Add all changes for next commit

git add *

Commit changes

git commit -m "First commit"

Add tag

git tag -a v0.1.0 -m "v0.1.0" or git tag -a v0.1.1 -m "v0.1.1-new-feature-description"
git push --follow-tags

Push/Pull commit

git push
git pull

Revert all changes

git reset --hard HEAD

Switch branch

git switch "Name of branch"
git checkout "Name of branch or document/script"

Show Git history

git log
git log --oneline
git log --pretty=format:"%h - %an, %ar : %s"
git log --graph --decorate --oneline

Stash changes

git stash
git stash pop 
git stash apply (stash stays accessable accross branches)
git stash save "Add a description here"
git stash list
git stash apply stash@{0}

Merge branch

Assuming you are currently in the main branch and you want to merge the feature branch into your main branch

git merge feature_branch
git pull feature_branch

Delete branch

Local branch (-d safe delete, -D force delete)

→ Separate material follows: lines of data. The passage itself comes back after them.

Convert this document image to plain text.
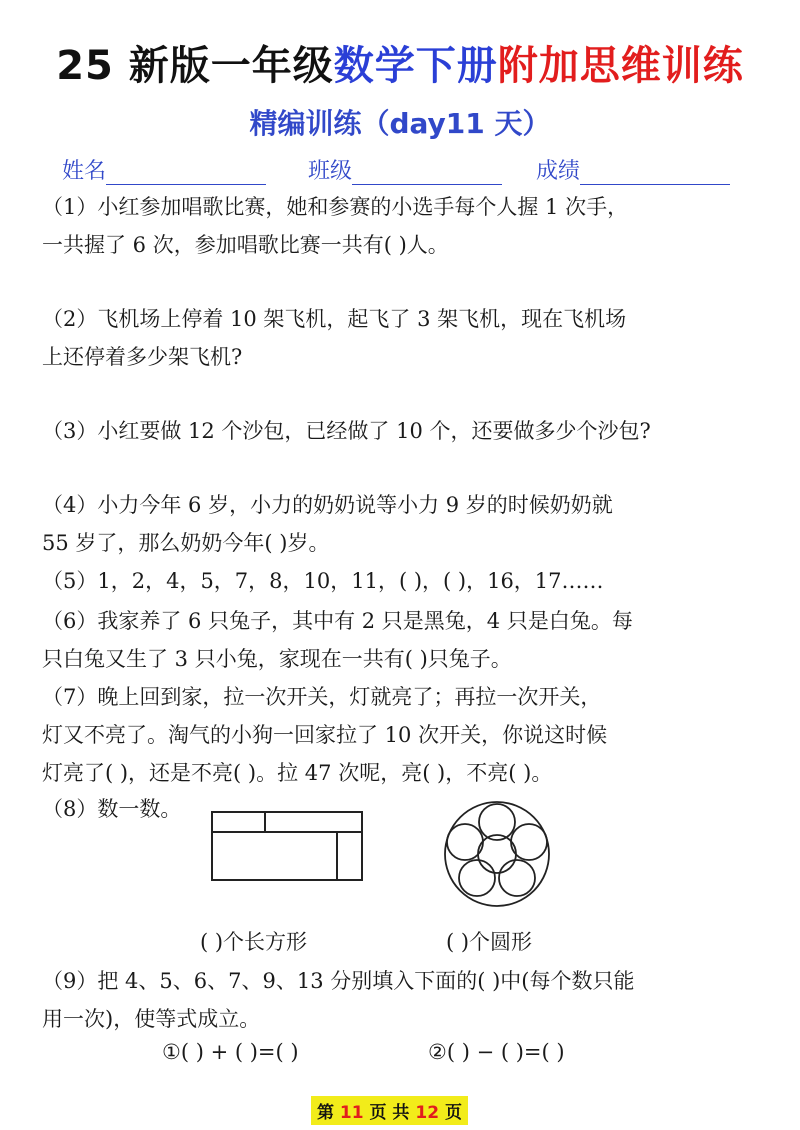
25 新版一年级数学下册附加思维训练
精编训练（day11 天）
姓名	班级	成绩
（1）小红参加唱歌比赛，她和参赛的小选手每个人握 1 次手，
一共握了 6 次，参加唱歌比赛一共有( )人。
（2）飞机场上停着 10 架飞机，起飞了 3 架飞机，现在飞机场
上还停着多少架飞机?
（3）小红要做 12 个沙包，已经做了 10 个，还要做多少个沙包?
（4）小力今年 6 岁，小力的奶奶说等小力 9 岁的时候奶奶就
55 岁了，那么奶奶今年( )岁。
（5）1，2，4，5，7，8，10，11，( )，( )，16，17……
（6）我家养了 6 只兔子，其中有 2 只是黑兔，4 只是白兔。每
只白兔又生了 3 只小兔，家现在一共有( )只兔子。
（7）晚上回到家，拉一次开关，灯就亮了；再拉一次开关，
灯又不亮了。淘气的小狗一回家拉了 10 次开关，你说这时候
灯亮了( )，还是不亮( )。拉 47 次呢，亮( )，不亮( )。
（8）数一数。
( )个长方形	( )个圆形
（9）把 4、5、6、7、9、13 分别填入下面的( )中(每个数只能
用一次)，使等式成立。
①( ) + ( )=( )	②( ) − ( )=( )
第 11 页 共 12 页
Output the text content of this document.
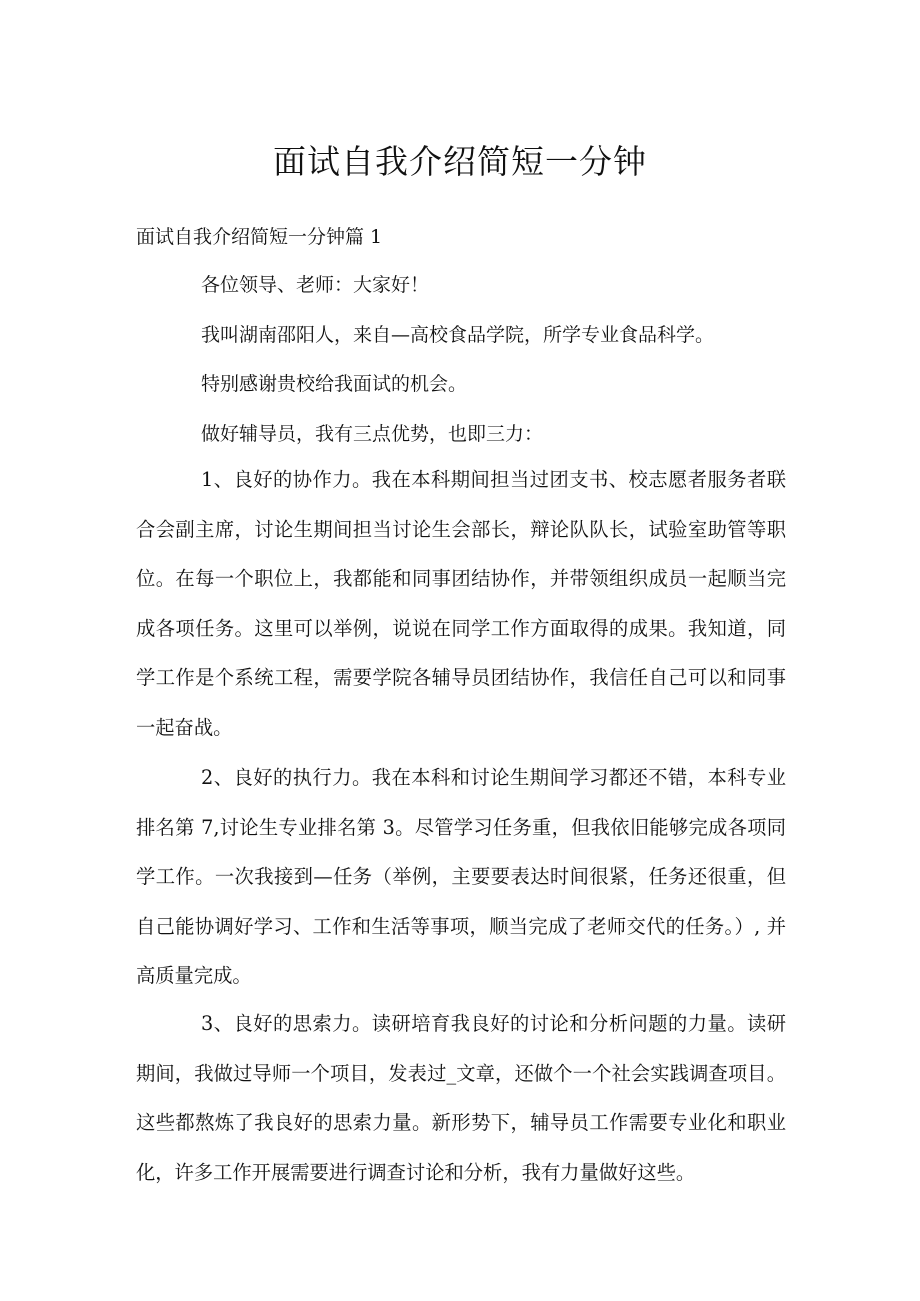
面试自我介绍简短一分钟

面试自我介绍简短一分钟篇 1

各位领导、老师：大家好！

我叫湖南邵阳人，来自—高校食品学院，所学专业食品科学。

特别感谢贵校给我面试的机会。

做好辅导员，我有三点优势，也即三力：

1、良好的协作力。我在本科期间担当过团支书、校志愿者服务者联合会副主席，讨论生期间担当讨论生会部长，辩论队队长，试验室助管等职位。在每一个职位上，我都能和同事团结协作，并带领组织成员一起顺当完成各项任务。这里可以举例，说说在同学工作方面取得的成果。我知道，同学工作是个系统工程，需要学院各辅导员团结协作，我信任自己可以和同事一起奋战。

2、良好的执行力。我在本科和讨论生期间学习都还不错，本科专业排名第 7,讨论生专业排名第 3。尽管学习任务重，但我依旧能够完成各项同学工作。一次我接到—任务（举例，主要要表达时间很紧，任务还很重，但自己能协调好学习、工作和生活等事项，顺当完成了老师交代的任务。）, 并高质量完成。

3、良好的思索力。读研培育我良好的讨论和分析问题的力量。读研期间，我做过导师一个项目，发表过_文章，还做个一个社会实践调查项目。这些都熬炼了我良好的思索力量。新形势下，辅导员工作需要专业化和职业化，许多工作开展需要进行调查讨论和分析，我有力量做好这些。
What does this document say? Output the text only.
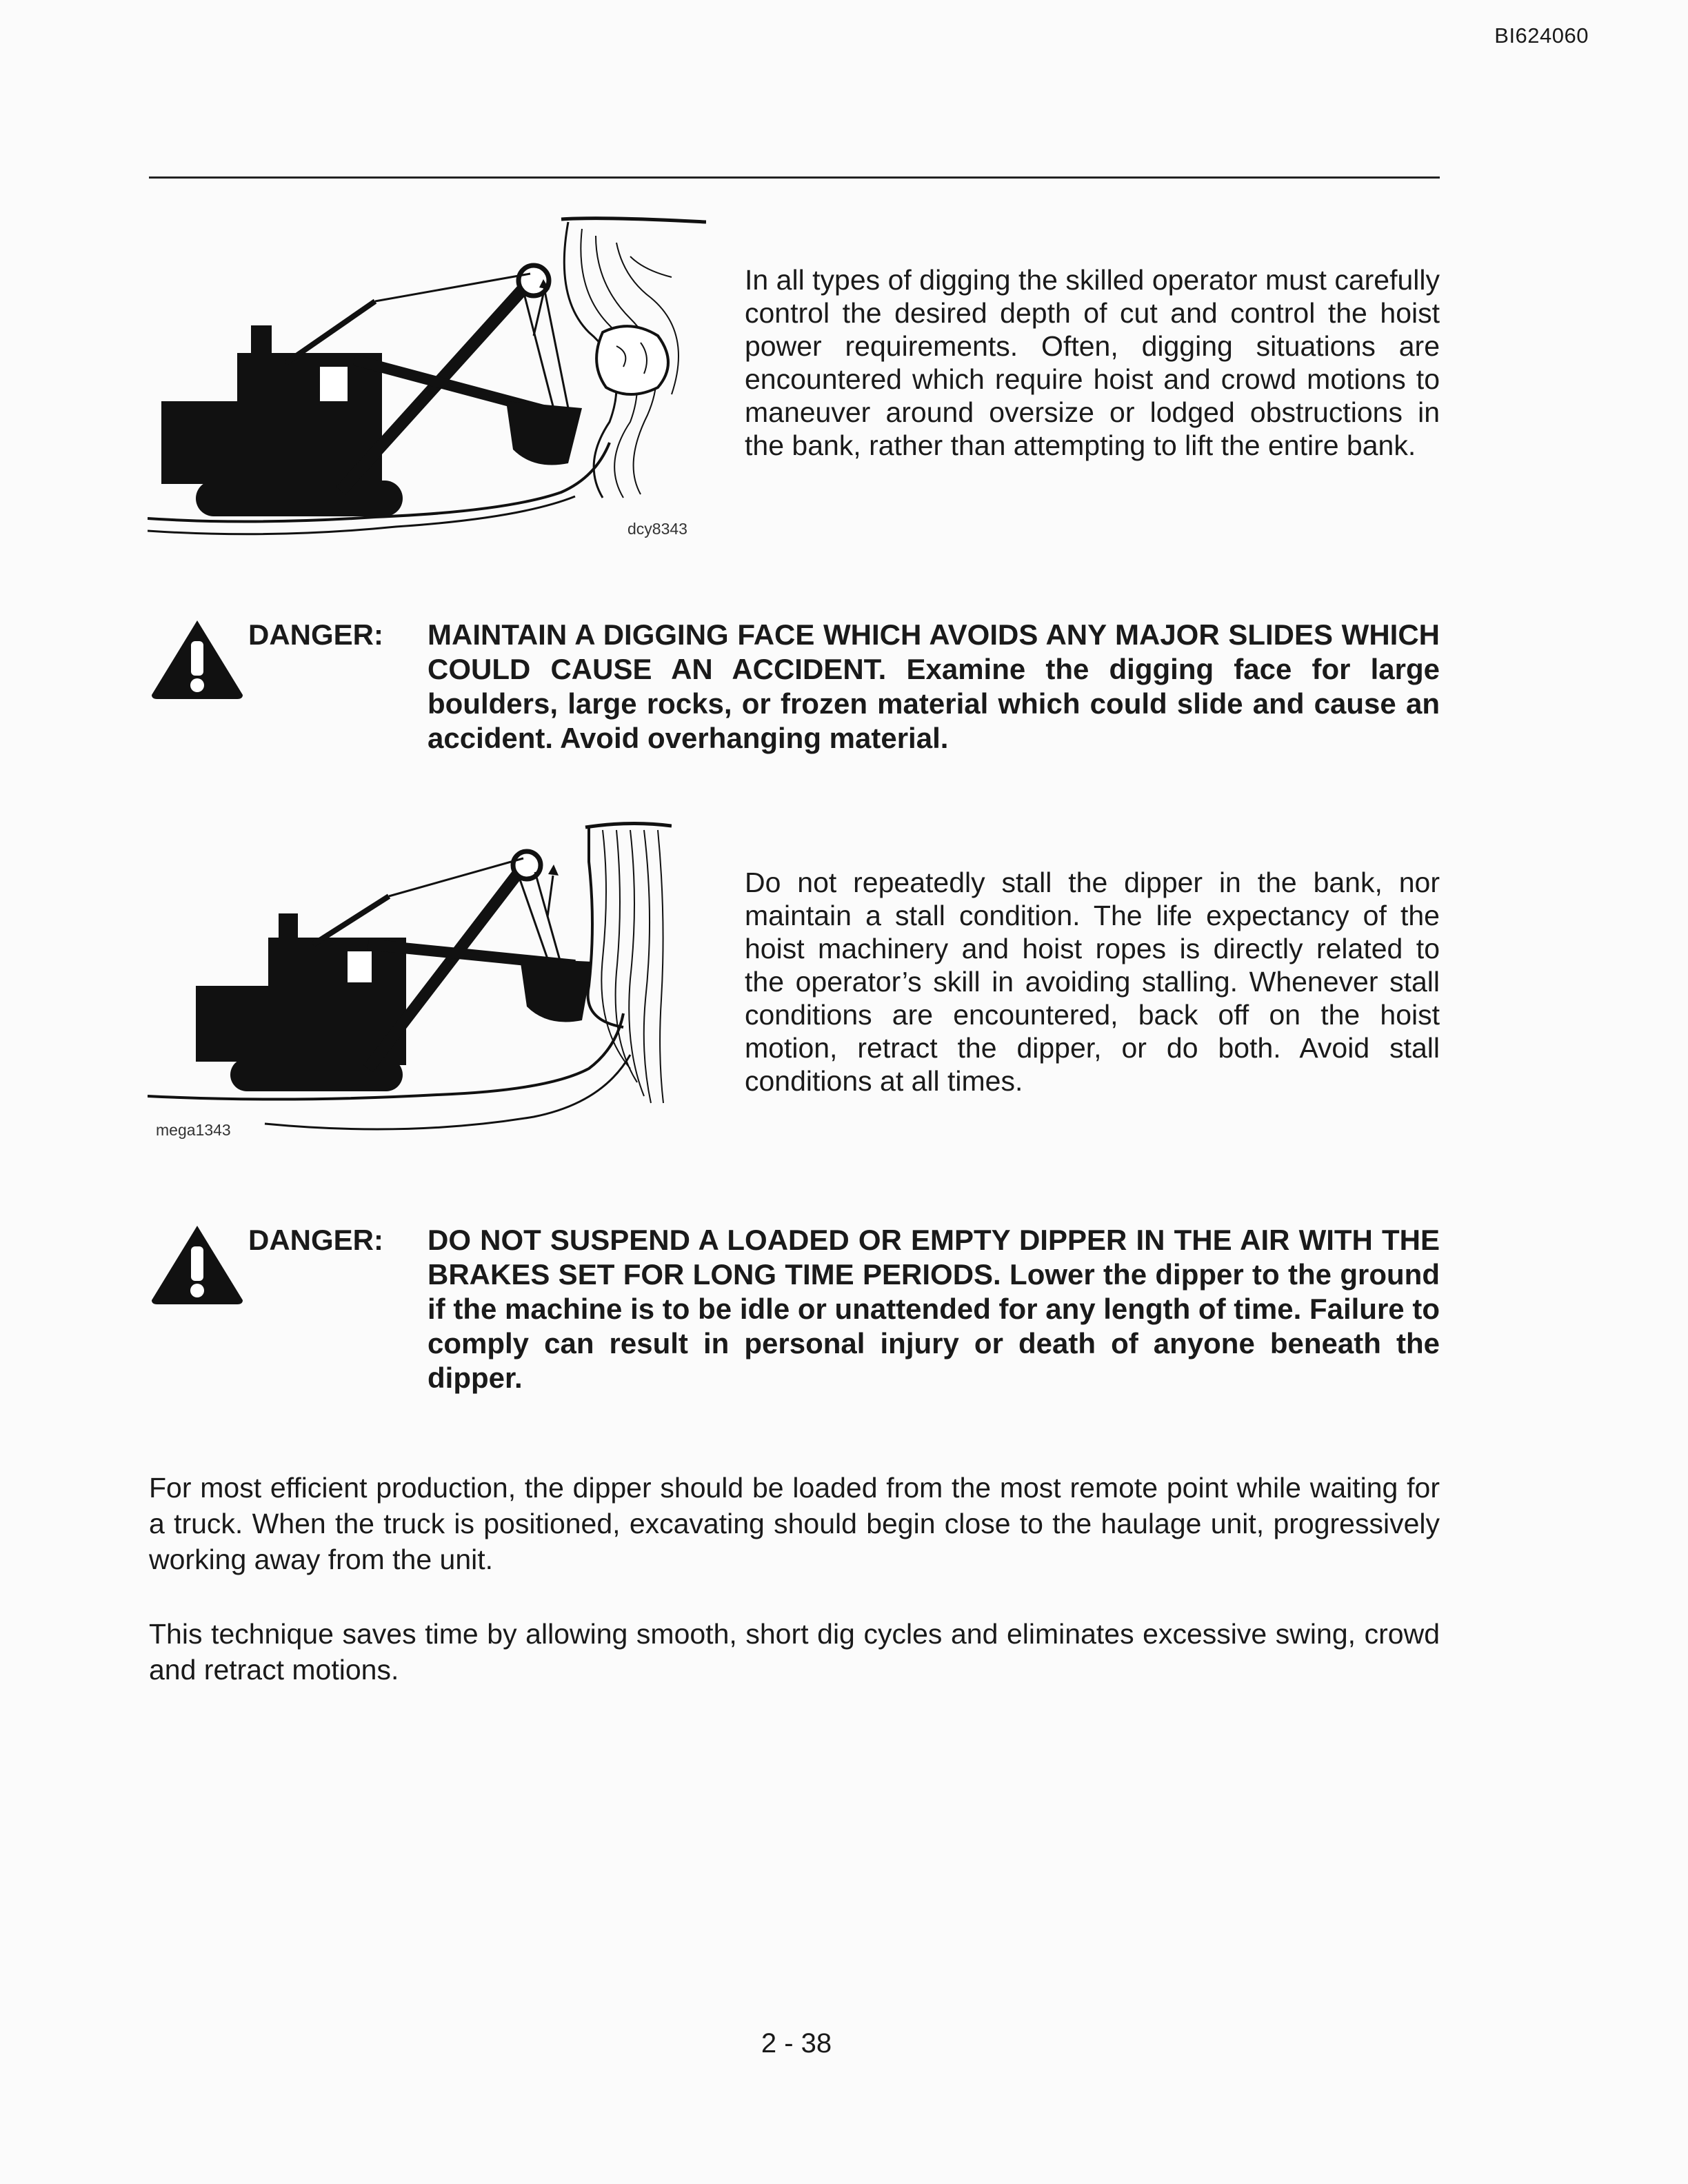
BI624060
dcy8343

In all types of digging the skilled operator must carefully control the desired depth of cut and control the hoist power requirements. Often, digging situations are encountered which require hoist and crowd motions to maneuver around oversize or lodged obstructions in the bank, rather than attempting to lift the entire bank.

DANGER: MAINTAIN A DIGGING FACE WHICH AVOIDS ANY MAJOR SLIDES WHICH COULD CAUSE AN ACCIDENT. Examine the digging face for large boulders, large rocks, or frozen material which could slide and cause an accident. Avoid overhanging material.

mega1343

Do not repeatedly stall the dipper in the bank, nor maintain a stall condition. The life expectancy of the hoist machinery and hoist ropes is directly related to the operator’s skill in avoiding stalling. Whenever stall conditions are encountered, back off on the hoist motion, retract the dipper, or do both. Avoid stall conditions at all times.

DANGER: DO NOT SUSPEND A LOADED OR EMPTY DIPPER IN THE AIR WITH THE BRAKES SET FOR LONG TIME PERIODS. Lower the dipper to the ground if the machine is to be idle or unattended for any length of time. Failure to comply can result in personal injury or death of anyone beneath the dipper.

For most efficient production, the dipper should be loaded from the most remote point while waiting for a truck. When the truck is positioned, excavating should begin close to the haulage unit, progressively working away from the unit.

This technique saves time by allowing smooth, short dig cycles and eliminates excessive swing, crowd and retract motions.

2 - 38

git branch -d feature-branch
git branch -D feature-branch

Remote branch

git push origin --delete feature-branch

Clone repository

git clone name_of_repository

Python

Docstring template

"""
Description:
----
Description of function. This is '''bold'''. This is ''italic''.

Args:
----
    parameter1 (list): A list of data.
    parameter2 (str): A string describing the data.

Returns:
----
    variable1 (list): Edited list.

Raises:
----
    KeyError: Raises an exception.
"""

Pip

pip install --upgrade pip

Install virtualenv

pip install virtualenv

Mac

python3.11 -m venv .venv
source .venv/bin/activate
deactivate
pip install -r requirements.txt

Windows

py -3.11 -m venv .venv
.venv\Scripts\activate.bat
.venv\Scripts\deactivate.bat
pip install -r requirements.txt

Poetry

...

Formatting

Notice: In Python 2 a "coding: utf-8" should be added to the beginning of a script.

Ruff

pip install ruff

ruff format .
ruff check . --fix --select I

Arguments

import argparse
parser = argparse.ArgumentParser(description="Some description")
parser.add_argument('-d','--dir',type=str,default='training2017',help='The directory of the dataset')
parser.add_argument('-t','--test_set',type=float,default=0.2,help='The percentage of test set')
args = parser.parse_args()
my_function(args.dir, test=args.test_set)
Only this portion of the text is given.